François Désiré Jean Drure, OCD (30 January 1859 – 27 May 1917) was a French prelate of the Catholic Church who worked in Iraq as a bishop and apostolic delegate.

==Biography==
François Désiré Jean Drure was born on 30 January 1859 in Digoin, France. He studied at the minor seminary in Semur-en-Brionnais and the major seminary in Autun. He was ordained a priest on 24 March 1883. In July 1884 he earned a degree in mathematics from the Faculté Catholique de Lyon and in October became a professor at the minor seminary in Rimont. He then, with the endorsement of the bishop of Autun, joined the Carmelites at Montélimar where he took the name Father John of the Holy Family. He took his final vows as a member of the Discalced Carmelites on 8 September 1892. (Note: According to Filoni, Drure began his work as a missionary in Basra in 1893, but other sources omit that or specify that he was in Montélimar when named to Baghdad.)

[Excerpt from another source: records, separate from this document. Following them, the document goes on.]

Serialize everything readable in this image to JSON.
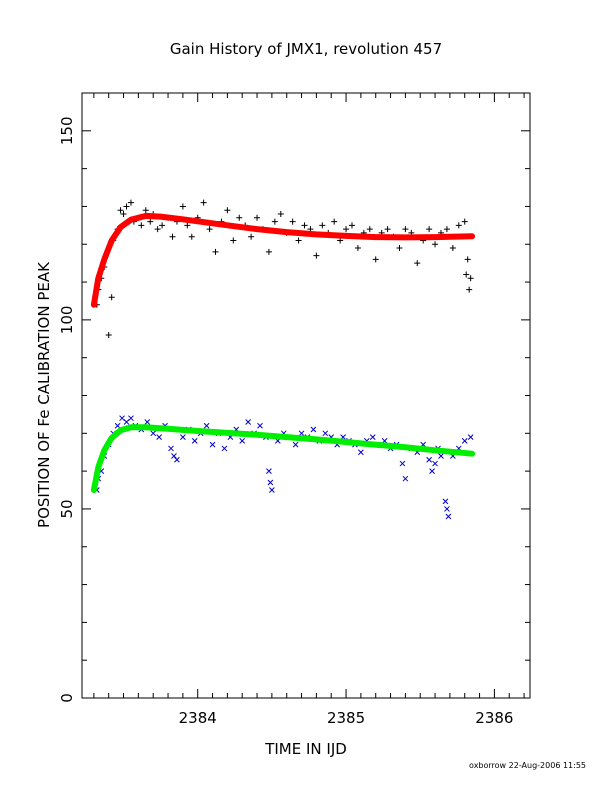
{
  "chart_data": {
    "type": "scatter",
    "title": "Gain History of JMX1, revolution 457",
    "xlabel": "TIME IN IJD",
    "ylabel": "POSITION OF Fe CALIBRATION PEAK",
    "xlim": [
      2383.22,
      2386.24
    ],
    "ylim": [
      0,
      160
    ],
    "xticks": [
      2384,
      2385,
      2386
    ],
    "yticks": [
      0,
      50,
      100,
      150
    ],
    "grid": false,
    "footer": "oxborrow 22-Aug-2006 11:55",
    "series": [
      {
        "marker": "plus",
        "color": "#000000",
        "points": [
          [
            2383.32,
            104
          ],
          [
            2383.33,
            108
          ],
          [
            2383.35,
            111
          ],
          [
            2383.37,
            114
          ],
          [
            2383.39,
            118
          ],
          [
            2383.4,
            96
          ],
          [
            2383.42,
            106
          ],
          [
            2383.43,
            121
          ],
          [
            2383.46,
            124
          ],
          [
            2383.48,
            129
          ],
          [
            2383.5,
            128
          ],
          [
            2383.52,
            130
          ],
          [
            2383.55,
            131
          ],
          [
            2383.57,
            126
          ],
          [
            2383.6,
            127
          ],
          [
            2383.62,
            125
          ],
          [
            2383.65,
            129
          ],
          [
            2383.68,
            126
          ],
          [
            2383.7,
            128
          ],
          [
            2383.73,
            124
          ],
          [
            2383.76,
            125
          ],
          [
            2383.8,
            127
          ],
          [
            2383.83,
            122
          ],
          [
            2383.86,
            126
          ],
          [
            2383.9,
            130
          ],
          [
            2383.93,
            125
          ],
          [
            2383.96,
            122
          ],
          [
            2384.0,
            127
          ],
          [
            2384.04,
            131
          ],
          [
            2384.08,
            124
          ],
          [
            2384.12,
            118
          ],
          [
            2384.16,
            126
          ],
          [
            2384.2,
            129
          ],
          [
            2384.24,
            121
          ],
          [
            2384.28,
            127
          ],
          [
            2384.32,
            125
          ],
          [
            2384.36,
            122
          ],
          [
            2384.4,
            127
          ],
          [
            2384.44,
            124
          ],
          [
            2384.48,
            118
          ],
          [
            2384.52,
            126
          ],
          [
            2384.56,
            128
          ],
          [
            2384.6,
            123
          ],
          [
            2384.64,
            126
          ],
          [
            2384.68,
            121
          ],
          [
            2384.72,
            125
          ],
          [
            2384.76,
            124
          ],
          [
            2384.8,
            117
          ],
          [
            2384.84,
            125
          ],
          [
            2384.88,
            123
          ],
          [
            2384.92,
            126
          ],
          [
            2384.96,
            121
          ],
          [
            2385.0,
            124
          ],
          [
            2385.04,
            125
          ],
          [
            2385.08,
            119
          ],
          [
            2385.12,
            123
          ],
          [
            2385.16,
            124
          ],
          [
            2385.2,
            116
          ],
          [
            2385.24,
            123
          ],
          [
            2385.28,
            124
          ],
          [
            2385.32,
            122
          ],
          [
            2385.36,
            119
          ],
          [
            2385.4,
            124
          ],
          [
            2385.44,
            123
          ],
          [
            2385.48,
            115
          ],
          [
            2385.52,
            121
          ],
          [
            2385.56,
            124
          ],
          [
            2385.6,
            120
          ],
          [
            2385.64,
            123
          ],
          [
            2385.68,
            124
          ],
          [
            2385.72,
            119
          ],
          [
            2385.76,
            125
          ],
          [
            2385.8,
            126
          ],
          [
            2385.81,
            112
          ],
          [
            2385.82,
            116
          ],
          [
            2385.83,
            108
          ],
          [
            2385.84,
            111
          ]
        ]
      },
      {
        "marker": "cross",
        "color": "#0000cc",
        "points": [
          [
            2383.32,
            55
          ],
          [
            2383.33,
            58
          ],
          [
            2383.35,
            60
          ],
          [
            2383.37,
            64
          ],
          [
            2383.4,
            67
          ],
          [
            2383.43,
            70
          ],
          [
            2383.46,
            72
          ],
          [
            2383.49,
            74
          ],
          [
            2383.52,
            73
          ],
          [
            2383.55,
            74
          ],
          [
            2383.58,
            72
          ],
          [
            2383.62,
            71
          ],
          [
            2383.66,
            73
          ],
          [
            2383.7,
            70
          ],
          [
            2383.74,
            69
          ],
          [
            2383.78,
            72
          ],
          [
            2383.82,
            66
          ],
          [
            2383.84,
            64
          ],
          [
            2383.86,
            63
          ],
          [
            2383.9,
            69
          ],
          [
            2383.94,
            71
          ],
          [
            2383.98,
            68
          ],
          [
            2384.02,
            70
          ],
          [
            2384.06,
            72
          ],
          [
            2384.1,
            67
          ],
          [
            2384.14,
            70
          ],
          [
            2384.18,
            66
          ],
          [
            2384.22,
            69
          ],
          [
            2384.26,
            71
          ],
          [
            2384.3,
            68
          ],
          [
            2384.34,
            73
          ],
          [
            2384.38,
            70
          ],
          [
            2384.42,
            72
          ],
          [
            2384.46,
            69
          ],
          [
            2384.48,
            60
          ],
          [
            2384.49,
            57
          ],
          [
            2384.5,
            55
          ],
          [
            2384.54,
            68
          ],
          [
            2384.58,
            70
          ],
          [
            2384.62,
            69
          ],
          [
            2384.66,
            67
          ],
          [
            2384.7,
            70
          ],
          [
            2384.74,
            69
          ],
          [
            2384.78,
            71
          ],
          [
            2384.82,
            68
          ],
          [
            2384.86,
            70
          ],
          [
            2384.9,
            69
          ],
          [
            2384.94,
            67
          ],
          [
            2384.98,
            69
          ],
          [
            2385.02,
            68
          ],
          [
            2385.06,
            67
          ],
          [
            2385.1,
            65
          ],
          [
            2385.14,
            68
          ],
          [
            2385.18,
            69
          ],
          [
            2385.22,
            67
          ],
          [
            2385.26,
            68
          ],
          [
            2385.3,
            66
          ],
          [
            2385.34,
            67
          ],
          [
            2385.38,
            62
          ],
          [
            2385.4,
            58
          ],
          [
            2385.44,
            66
          ],
          [
            2385.48,
            65
          ],
          [
            2385.52,
            67
          ],
          [
            2385.56,
            63
          ],
          [
            2385.58,
            60
          ],
          [
            2385.6,
            62
          ],
          [
            2385.62,
            66
          ],
          [
            2385.64,
            64
          ],
          [
            2385.67,
            52
          ],
          [
            2385.68,
            50
          ],
          [
            2385.69,
            48
          ],
          [
            2385.72,
            64
          ],
          [
            2385.76,
            66
          ],
          [
            2385.8,
            68
          ],
          [
            2385.84,
            69
          ]
        ]
      },
      {
        "marker": "fit-line",
        "color": "#ff0000",
        "points": [
          [
            2383.3,
            104
          ],
          [
            2383.33,
            111
          ],
          [
            2383.37,
            116
          ],
          [
            2383.42,
            121
          ],
          [
            2383.48,
            124.5
          ],
          [
            2383.55,
            126.5
          ],
          [
            2383.65,
            127.5
          ],
          [
            2383.75,
            127.3
          ],
          [
            2383.9,
            126.6
          ],
          [
            2384.05,
            125.8
          ],
          [
            2384.2,
            125
          ],
          [
            2384.4,
            124
          ],
          [
            2384.6,
            123.2
          ],
          [
            2384.8,
            122.6
          ],
          [
            2385.0,
            122.2
          ],
          [
            2385.2,
            121.9
          ],
          [
            2385.4,
            121.8
          ],
          [
            2385.6,
            121.9
          ],
          [
            2385.85,
            122.1
          ]
        ]
      },
      {
        "marker": "fit-line",
        "color": "#00ee00",
        "points": [
          [
            2383.3,
            55
          ],
          [
            2383.33,
            61
          ],
          [
            2383.37,
            65.5
          ],
          [
            2383.42,
            68.8
          ],
          [
            2383.48,
            70.8
          ],
          [
            2383.55,
            71.6
          ],
          [
            2383.65,
            71.6
          ],
          [
            2383.8,
            71.2
          ],
          [
            2384.0,
            70.6
          ],
          [
            2384.2,
            70.1
          ],
          [
            2384.4,
            69.6
          ],
          [
            2384.6,
            69
          ],
          [
            2384.8,
            68.4
          ],
          [
            2385.0,
            67.7
          ],
          [
            2385.2,
            67
          ],
          [
            2385.4,
            66.3
          ],
          [
            2385.6,
            65.5
          ],
          [
            2385.85,
            64.6
          ]
        ]
      }
    ]
  }
}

On 7 November 1902, Pope Leo XIII appointed him Archbishop of Baghdad. He received his episcopal consecration from Cardinal Girolamo Maria Gotti, another Carmelite, on 16 November 1902.

On 5 March 1904, Pope Pius X named him Apostolic Delegate to Mesopotamia, Kurdistan, and Lesser Armenia. He was visiting France when World War One began and hostilities in the Ottoman Empire prevented him from returning to Mosul.

Drure died unexpectedly in his sleep at the chateau of Fragne near Montluçon, France, where the Carmelites of Meaux had taken refuge, on 27 May 1917 at the age of 58.